Decision of the Court of Appeal 

The majority of the Court of Appeal overturned the decision. Although the primary judge’s conclusion that there was no frustration was not disputed, the Court noted that supervening illegality can be an excuse for non-performance of a contractual obligation even if it does not frustrate the sale contract. Supervening illegality occurs when a new law or regulation makes performing an obligation illegal. The public health orders were a supervening illegality as they made the cl 50.1 obligation illegal to carry out. 

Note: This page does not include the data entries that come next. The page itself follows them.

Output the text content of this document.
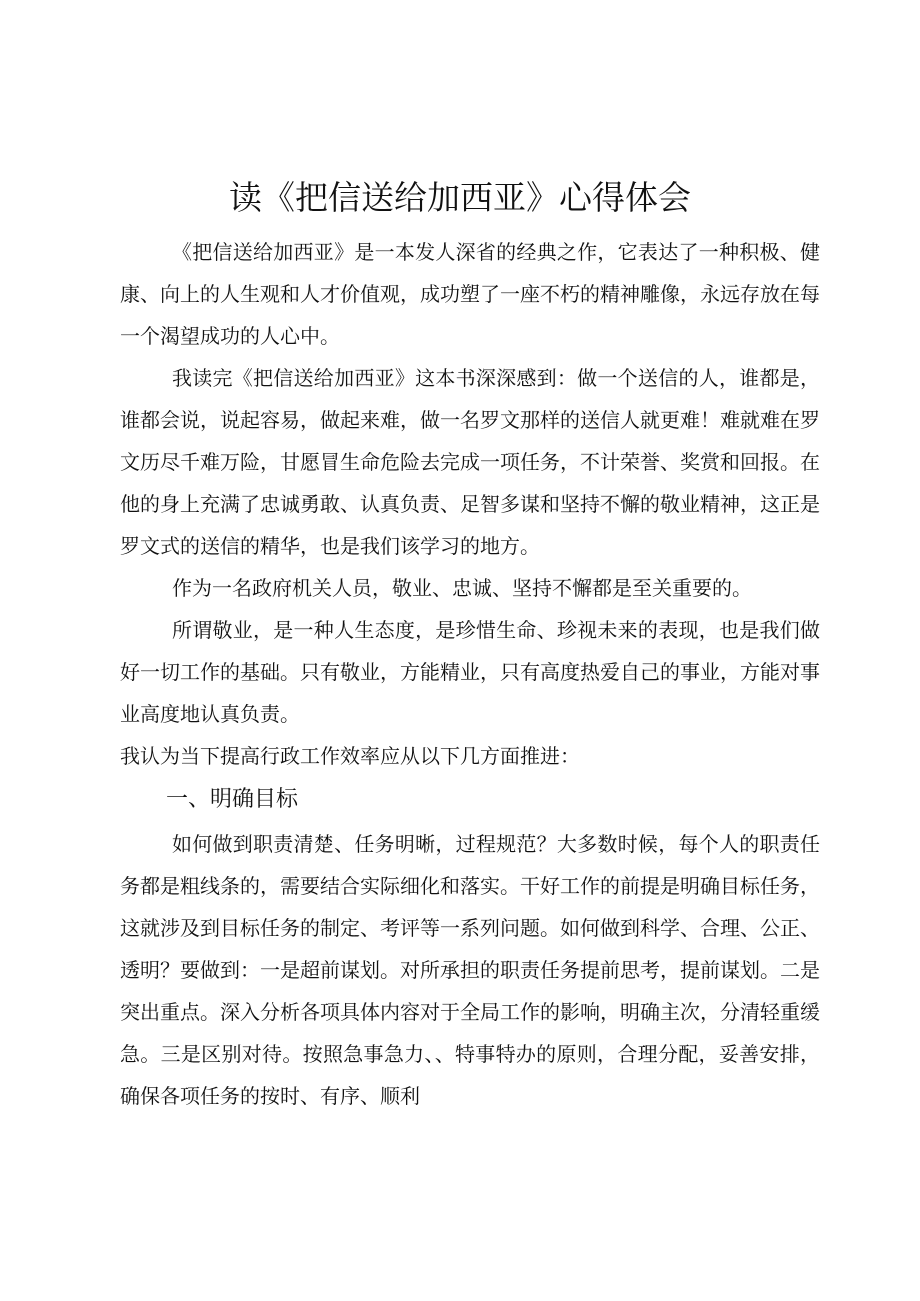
读《把信送给加西亚》心得体会

《把信送给加西亚》是一本发人深省的经典之作，它表达了一种积极、健康、向上的人生观和人才价值观，成功塑了一座不朽的精神雕像，永远存放在每一个渴望成功的人心中。

我读完《把信送给加西亚》这本书深深感到：做一个送信的人，谁都是，谁都会说，说起容易，做起来难，做一名罗文那样的送信人就更难！难就难在罗文历尽千难万险，甘愿冒生命危险去完成一项任务，不计荣誉、奖赏和回报。在他的身上充满了忠诚勇敢、认真负责、足智多谋和坚持不懈的敬业精神，这正是罗文式的送信的精华，也是我们该学习的地方。

作为一名政府机关人员，敬业、忠诚、坚持不懈都是至关重要的。

所谓敬业，是一种人生态度，是珍惜生命、珍视未来的表现，也是我们做好一切工作的基础。只有敬业，方能精业，只有高度热爱自己的事业，方能对事业高度地认真负责。

我认为当下提高行政工作效率应从以下几方面推进：

一、明确目标

如何做到职责清楚、任务明晰，过程规范？大多数时候，每个人的职责任务都是粗线条的，需要结合实际细化和落实。干好工作的前提是明确目标任务，这就涉及到目标任务的制定、考评等一系列问题。如何做到科学、合理、公正、透明？要做到：一是超前谋划。对所承担的职责任务提前思考，提前谋划。二是突出重点。深入分析各项具体内容对于全局工作的影响，明确主次，分清轻重缓急。三是区别对待。按照急事急力、、特事特办的原则，合理分配，妥善安排，确保各项任务的按时、有序、顺利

They found that cl 50.1 was not limited in the way suggested by the Supreme Court, and that “selling craft beer in takeaway vessels from a takeaway window and food on limited occasions from the same window with a skeleton staff” was not carrying on the business in the usual and ordinary course.  

The Court found that the hotel could not be conveyed as a going concern due to the public health orders. Laundy would have been excused for non-compliance with cl 50.1 due to the supervening illegality. However, because of the non-compliance, Laundy was not ready, willing and able to complete the sale contract at the time of serving the Notice to Complete or at termination and this was a pre-condition to serving the Notice both according to law and another clause in the contract.   

Therefore, the Court found that Laundy had repudiated the sale contract as they were not entitled to terminate. The Court ordered that the security deposit be returned to Dyco.  

The decision is now pending appeal in the High Court.